Today, I took myself into Rio Vista and surrendered to a Vietnamese woman who told me that her name was Kim. I didn’t believe her, of course — she spoke very little English in my presence, and her name could have been anything. It didn’t matter. I struggled trying to take off my shoes and socks. Kim knelt, quietly, with a sweetness that stunned me into silence, and slipped the socks from my feet, setting them inside the shoes after smoothing their curled edges.
She studied my feet for a few minutes before she began her work. I know what she saw. The condition is called “hammer toe”, and in me, it is complicated by arthritis. If that isn’t enough, the spasticity in my legs combined with the three ruptured disks in my lower back inhibits bending. Draw your own conclusions about the state of my feet.

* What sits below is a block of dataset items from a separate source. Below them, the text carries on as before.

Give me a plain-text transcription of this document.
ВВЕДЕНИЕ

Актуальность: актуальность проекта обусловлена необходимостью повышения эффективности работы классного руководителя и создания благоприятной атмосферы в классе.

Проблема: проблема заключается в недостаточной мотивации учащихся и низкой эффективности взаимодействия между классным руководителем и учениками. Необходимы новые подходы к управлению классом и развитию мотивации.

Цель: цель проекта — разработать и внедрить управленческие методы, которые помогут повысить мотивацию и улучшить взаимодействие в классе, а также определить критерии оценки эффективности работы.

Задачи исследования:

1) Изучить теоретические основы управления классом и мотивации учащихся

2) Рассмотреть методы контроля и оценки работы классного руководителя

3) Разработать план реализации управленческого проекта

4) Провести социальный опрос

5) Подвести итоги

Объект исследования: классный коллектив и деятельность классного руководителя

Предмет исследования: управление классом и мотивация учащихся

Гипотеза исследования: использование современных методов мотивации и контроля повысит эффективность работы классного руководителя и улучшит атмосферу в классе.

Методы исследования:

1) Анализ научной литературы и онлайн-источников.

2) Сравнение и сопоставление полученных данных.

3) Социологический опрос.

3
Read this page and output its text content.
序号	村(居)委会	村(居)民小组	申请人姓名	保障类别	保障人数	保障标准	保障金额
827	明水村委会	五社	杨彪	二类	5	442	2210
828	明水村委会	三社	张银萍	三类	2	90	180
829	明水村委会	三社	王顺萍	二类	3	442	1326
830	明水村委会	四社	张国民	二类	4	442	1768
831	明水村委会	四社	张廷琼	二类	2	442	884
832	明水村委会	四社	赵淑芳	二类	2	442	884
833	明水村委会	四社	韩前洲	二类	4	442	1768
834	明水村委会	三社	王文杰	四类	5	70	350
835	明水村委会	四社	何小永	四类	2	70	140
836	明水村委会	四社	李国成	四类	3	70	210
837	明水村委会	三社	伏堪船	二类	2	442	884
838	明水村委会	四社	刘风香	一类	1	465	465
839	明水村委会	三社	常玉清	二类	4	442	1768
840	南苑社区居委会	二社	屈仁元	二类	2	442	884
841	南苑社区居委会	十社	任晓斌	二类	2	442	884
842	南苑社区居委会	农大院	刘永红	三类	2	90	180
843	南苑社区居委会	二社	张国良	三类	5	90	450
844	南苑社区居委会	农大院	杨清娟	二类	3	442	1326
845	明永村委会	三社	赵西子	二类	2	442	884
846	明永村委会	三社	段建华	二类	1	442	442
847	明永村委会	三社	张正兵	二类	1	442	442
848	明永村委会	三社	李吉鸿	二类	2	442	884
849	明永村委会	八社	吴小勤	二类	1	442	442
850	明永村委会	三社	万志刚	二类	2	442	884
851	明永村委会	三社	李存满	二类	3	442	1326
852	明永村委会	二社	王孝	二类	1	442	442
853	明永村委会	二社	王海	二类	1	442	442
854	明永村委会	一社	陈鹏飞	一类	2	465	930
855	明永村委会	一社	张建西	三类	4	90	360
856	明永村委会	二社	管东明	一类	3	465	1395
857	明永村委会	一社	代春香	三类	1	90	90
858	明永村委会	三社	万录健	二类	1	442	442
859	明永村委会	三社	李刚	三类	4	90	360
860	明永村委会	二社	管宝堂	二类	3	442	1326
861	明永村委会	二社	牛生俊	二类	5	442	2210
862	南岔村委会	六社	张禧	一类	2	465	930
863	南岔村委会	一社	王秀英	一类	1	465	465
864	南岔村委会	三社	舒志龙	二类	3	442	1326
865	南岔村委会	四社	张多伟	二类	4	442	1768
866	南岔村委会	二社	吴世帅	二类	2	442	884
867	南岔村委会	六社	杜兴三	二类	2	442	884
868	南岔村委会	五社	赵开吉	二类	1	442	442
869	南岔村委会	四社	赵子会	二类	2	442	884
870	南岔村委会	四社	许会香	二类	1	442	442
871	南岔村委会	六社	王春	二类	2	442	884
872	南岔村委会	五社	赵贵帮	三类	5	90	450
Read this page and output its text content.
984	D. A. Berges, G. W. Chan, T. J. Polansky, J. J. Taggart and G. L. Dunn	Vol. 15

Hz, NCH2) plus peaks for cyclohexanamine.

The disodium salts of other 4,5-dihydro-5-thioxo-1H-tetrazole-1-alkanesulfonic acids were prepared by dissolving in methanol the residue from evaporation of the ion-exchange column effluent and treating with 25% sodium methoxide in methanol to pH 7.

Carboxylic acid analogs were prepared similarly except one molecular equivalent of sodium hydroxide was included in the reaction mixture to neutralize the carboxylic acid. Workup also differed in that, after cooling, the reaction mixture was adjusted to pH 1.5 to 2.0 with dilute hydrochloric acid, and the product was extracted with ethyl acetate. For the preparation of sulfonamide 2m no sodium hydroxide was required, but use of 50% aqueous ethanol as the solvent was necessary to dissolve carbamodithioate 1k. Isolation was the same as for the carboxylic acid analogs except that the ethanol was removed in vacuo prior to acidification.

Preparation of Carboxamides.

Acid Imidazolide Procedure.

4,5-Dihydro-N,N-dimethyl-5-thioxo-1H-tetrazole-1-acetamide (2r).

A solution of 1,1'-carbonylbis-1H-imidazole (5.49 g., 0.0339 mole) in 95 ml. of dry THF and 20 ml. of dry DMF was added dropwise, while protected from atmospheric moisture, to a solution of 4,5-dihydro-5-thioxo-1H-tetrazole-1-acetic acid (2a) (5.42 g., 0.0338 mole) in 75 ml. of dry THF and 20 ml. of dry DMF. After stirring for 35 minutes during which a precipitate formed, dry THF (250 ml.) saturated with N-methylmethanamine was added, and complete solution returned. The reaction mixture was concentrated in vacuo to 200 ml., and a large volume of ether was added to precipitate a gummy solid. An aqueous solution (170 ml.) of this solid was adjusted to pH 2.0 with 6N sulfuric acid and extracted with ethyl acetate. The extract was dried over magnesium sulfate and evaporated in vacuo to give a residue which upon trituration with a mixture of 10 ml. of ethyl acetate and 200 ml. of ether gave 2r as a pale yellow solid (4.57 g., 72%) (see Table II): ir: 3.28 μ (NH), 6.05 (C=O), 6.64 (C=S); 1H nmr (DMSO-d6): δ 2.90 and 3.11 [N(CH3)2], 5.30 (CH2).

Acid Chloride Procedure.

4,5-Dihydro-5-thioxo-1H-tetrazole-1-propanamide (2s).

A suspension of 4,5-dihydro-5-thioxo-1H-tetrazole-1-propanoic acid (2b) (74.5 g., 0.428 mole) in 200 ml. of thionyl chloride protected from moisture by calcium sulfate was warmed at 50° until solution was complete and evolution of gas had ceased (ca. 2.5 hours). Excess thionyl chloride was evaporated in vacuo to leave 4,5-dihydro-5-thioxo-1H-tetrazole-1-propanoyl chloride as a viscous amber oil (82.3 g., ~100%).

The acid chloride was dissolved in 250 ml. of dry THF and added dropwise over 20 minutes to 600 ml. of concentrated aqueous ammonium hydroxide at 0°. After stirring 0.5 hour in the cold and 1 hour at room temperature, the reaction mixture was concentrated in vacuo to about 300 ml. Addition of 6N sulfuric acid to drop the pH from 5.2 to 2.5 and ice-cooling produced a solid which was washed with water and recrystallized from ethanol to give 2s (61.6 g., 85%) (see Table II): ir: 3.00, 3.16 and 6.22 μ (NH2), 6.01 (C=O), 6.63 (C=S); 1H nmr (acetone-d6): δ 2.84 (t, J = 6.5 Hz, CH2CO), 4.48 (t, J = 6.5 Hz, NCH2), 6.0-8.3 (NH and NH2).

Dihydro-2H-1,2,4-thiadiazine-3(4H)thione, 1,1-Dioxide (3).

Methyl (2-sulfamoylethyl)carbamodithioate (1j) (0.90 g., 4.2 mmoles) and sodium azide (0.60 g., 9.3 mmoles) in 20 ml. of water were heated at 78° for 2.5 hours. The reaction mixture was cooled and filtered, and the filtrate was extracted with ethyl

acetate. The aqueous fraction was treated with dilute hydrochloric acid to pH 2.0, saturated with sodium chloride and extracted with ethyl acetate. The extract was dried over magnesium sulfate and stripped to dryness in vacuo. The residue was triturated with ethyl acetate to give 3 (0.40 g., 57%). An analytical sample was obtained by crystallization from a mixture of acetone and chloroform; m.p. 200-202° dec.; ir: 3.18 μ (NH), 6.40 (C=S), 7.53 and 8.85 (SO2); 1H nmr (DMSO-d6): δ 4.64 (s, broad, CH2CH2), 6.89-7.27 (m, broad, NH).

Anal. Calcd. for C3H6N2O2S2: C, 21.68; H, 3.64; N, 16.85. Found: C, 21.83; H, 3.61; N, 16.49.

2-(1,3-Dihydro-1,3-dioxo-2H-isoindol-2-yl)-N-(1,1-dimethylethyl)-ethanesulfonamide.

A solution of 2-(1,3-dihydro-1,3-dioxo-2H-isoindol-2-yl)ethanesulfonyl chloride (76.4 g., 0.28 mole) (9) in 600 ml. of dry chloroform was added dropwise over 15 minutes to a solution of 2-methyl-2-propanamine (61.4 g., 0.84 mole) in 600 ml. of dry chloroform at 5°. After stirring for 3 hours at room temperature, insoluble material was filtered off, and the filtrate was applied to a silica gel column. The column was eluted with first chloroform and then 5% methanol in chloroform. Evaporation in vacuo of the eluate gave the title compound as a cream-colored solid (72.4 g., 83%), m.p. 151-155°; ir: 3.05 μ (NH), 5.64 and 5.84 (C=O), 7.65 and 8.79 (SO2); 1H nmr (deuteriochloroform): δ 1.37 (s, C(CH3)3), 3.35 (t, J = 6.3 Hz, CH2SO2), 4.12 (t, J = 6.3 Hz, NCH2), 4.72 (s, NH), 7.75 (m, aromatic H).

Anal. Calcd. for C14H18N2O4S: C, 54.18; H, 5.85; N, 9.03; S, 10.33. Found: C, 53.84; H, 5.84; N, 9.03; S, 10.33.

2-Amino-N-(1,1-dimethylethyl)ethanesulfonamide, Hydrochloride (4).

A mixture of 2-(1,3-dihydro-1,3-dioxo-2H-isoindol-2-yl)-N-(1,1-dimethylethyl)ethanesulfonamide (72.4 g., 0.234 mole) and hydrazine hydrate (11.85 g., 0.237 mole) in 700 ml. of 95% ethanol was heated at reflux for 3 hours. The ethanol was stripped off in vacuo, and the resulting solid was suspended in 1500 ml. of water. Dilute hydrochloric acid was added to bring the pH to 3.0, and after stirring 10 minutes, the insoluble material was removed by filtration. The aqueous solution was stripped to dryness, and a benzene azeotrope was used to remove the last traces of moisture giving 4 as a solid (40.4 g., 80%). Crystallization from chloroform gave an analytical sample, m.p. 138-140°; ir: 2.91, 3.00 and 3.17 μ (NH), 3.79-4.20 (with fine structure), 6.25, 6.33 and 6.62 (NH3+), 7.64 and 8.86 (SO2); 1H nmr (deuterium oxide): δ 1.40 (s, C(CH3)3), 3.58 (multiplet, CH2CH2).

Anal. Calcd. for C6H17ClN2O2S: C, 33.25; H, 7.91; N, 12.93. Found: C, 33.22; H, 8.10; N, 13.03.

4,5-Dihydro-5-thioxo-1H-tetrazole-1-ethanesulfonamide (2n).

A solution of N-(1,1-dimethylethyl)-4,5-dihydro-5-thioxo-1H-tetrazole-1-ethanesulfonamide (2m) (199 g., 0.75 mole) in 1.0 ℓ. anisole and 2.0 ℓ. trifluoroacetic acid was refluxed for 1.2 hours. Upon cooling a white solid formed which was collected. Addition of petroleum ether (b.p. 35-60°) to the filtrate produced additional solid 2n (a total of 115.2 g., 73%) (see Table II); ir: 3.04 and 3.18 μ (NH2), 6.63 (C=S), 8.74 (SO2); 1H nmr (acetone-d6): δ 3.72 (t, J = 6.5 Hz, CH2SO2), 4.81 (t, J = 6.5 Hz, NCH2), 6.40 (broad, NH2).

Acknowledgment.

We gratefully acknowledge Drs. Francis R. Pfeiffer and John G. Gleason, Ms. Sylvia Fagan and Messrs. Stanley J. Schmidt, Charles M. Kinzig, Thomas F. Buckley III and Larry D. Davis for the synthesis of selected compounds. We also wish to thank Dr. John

She said nothing. She just went to work with a lightness of touch that I cannot do justice by attempting to describe. An angel’s kiss might come close, or the flickering of a butterfly’s wings.
She spent an hour working on my crippled toes and spastic feet. She held them with such soft hands, such tenderness. I could not stop the tears which formed in my eyes. I lowered my eyelids. The salty drops just barely trickled from behind my lashes. I don’t know if she saw. But I think she knew.
It’s the twentieth day of the fifty-second month of My Year Without Complaining. Life continues.